Reputation: 31
I have came across abnormal behaviour,
I have a query (inside loop) in which I have inner joins over 5 tables one with around 200MB and all other are under 10MB (All persisted at the start of loop, and unpersisted at the end of loop).
Whenever I use spark.sql.autoBroadcastJoinThreshold (tried default, 5MB, 1MB and 100KB), after running same query multiple times it keeps on adding driver memory and eventually fails because of out of memory ( WARN TaskMemoryManager: Failed to allocate a page (16777216 bytes), try again.)
But, If I try same thing with spark.sql.autoBroadcastJoinThreshold=-1, it works without any issues.
My Spark(2.0.0) config is :
driver memory : 10g Executor memory : 20g cores : 3 Nodes : 5
( I guess I'm giving more resources than needed, but it doesn't work even if I reduce executor memory to 4g. It processes same number of times irrespective of memory configuration. )

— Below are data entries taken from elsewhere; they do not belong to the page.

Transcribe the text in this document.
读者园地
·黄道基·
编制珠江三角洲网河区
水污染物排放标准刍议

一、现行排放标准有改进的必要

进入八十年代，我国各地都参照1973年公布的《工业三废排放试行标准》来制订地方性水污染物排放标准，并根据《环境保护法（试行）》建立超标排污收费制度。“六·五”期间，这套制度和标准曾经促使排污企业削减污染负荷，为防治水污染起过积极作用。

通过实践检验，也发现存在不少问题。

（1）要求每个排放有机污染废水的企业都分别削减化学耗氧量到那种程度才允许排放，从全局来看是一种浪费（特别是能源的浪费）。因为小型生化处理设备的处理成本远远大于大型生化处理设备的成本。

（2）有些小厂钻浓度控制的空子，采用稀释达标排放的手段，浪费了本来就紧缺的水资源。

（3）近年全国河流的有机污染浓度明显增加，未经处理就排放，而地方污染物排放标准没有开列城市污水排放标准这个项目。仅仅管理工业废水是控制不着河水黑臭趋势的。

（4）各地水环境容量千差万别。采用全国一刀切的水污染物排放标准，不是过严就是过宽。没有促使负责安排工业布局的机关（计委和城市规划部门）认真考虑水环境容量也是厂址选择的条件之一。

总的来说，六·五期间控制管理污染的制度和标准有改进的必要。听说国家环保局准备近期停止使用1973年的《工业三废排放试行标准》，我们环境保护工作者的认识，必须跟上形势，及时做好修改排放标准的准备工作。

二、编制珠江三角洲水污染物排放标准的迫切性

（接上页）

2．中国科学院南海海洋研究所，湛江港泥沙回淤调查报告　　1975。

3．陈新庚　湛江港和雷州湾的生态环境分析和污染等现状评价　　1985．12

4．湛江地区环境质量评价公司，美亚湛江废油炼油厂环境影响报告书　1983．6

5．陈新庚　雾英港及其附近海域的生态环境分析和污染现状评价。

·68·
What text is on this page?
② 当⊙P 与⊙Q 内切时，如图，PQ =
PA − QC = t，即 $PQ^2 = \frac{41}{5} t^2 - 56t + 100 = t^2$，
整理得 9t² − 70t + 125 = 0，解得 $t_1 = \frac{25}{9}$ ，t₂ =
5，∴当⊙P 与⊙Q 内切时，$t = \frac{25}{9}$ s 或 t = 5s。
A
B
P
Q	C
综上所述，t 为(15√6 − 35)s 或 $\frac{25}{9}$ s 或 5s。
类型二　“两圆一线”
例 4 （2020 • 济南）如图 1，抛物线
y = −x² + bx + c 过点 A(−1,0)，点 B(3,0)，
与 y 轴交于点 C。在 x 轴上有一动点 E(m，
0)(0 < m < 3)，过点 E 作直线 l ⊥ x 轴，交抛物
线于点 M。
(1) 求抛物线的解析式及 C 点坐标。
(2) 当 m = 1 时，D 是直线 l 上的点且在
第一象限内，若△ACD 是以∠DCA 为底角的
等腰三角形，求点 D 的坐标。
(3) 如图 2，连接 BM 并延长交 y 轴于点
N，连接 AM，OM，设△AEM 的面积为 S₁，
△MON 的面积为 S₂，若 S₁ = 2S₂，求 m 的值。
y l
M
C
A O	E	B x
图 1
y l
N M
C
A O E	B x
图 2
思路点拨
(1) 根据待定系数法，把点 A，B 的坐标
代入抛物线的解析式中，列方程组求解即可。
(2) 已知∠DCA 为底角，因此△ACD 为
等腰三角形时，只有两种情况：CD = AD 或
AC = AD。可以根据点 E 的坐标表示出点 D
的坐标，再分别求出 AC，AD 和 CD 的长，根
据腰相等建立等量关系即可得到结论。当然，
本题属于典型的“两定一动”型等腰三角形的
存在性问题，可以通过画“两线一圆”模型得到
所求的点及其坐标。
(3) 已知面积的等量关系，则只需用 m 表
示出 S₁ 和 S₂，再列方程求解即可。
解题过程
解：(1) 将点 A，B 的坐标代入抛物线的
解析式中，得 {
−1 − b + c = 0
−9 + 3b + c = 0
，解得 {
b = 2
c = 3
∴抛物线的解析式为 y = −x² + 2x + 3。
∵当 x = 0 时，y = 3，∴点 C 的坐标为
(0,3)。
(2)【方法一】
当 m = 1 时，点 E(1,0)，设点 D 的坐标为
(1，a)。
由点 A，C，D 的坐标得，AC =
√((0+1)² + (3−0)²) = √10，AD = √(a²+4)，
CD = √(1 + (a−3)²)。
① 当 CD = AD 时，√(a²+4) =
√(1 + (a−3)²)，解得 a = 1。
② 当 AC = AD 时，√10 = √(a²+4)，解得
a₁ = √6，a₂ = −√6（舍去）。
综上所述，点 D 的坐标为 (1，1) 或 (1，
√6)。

PS: I am not creating any broadcast variables manually.
and I am new to Spark.
Upvotes: 3
Views: 4317
Reputation: 2825
Looking at the stacktrace it looks like the size of the dataset being broadcasted is around 16MB so you might want to set the value of broadcast threshold higher than 16MB to see if it works.
The other option that you have mentioned is to disable the broadcast but you would want to check the performance of your SQL to see if there is any adverse impact.
Upvotes: 0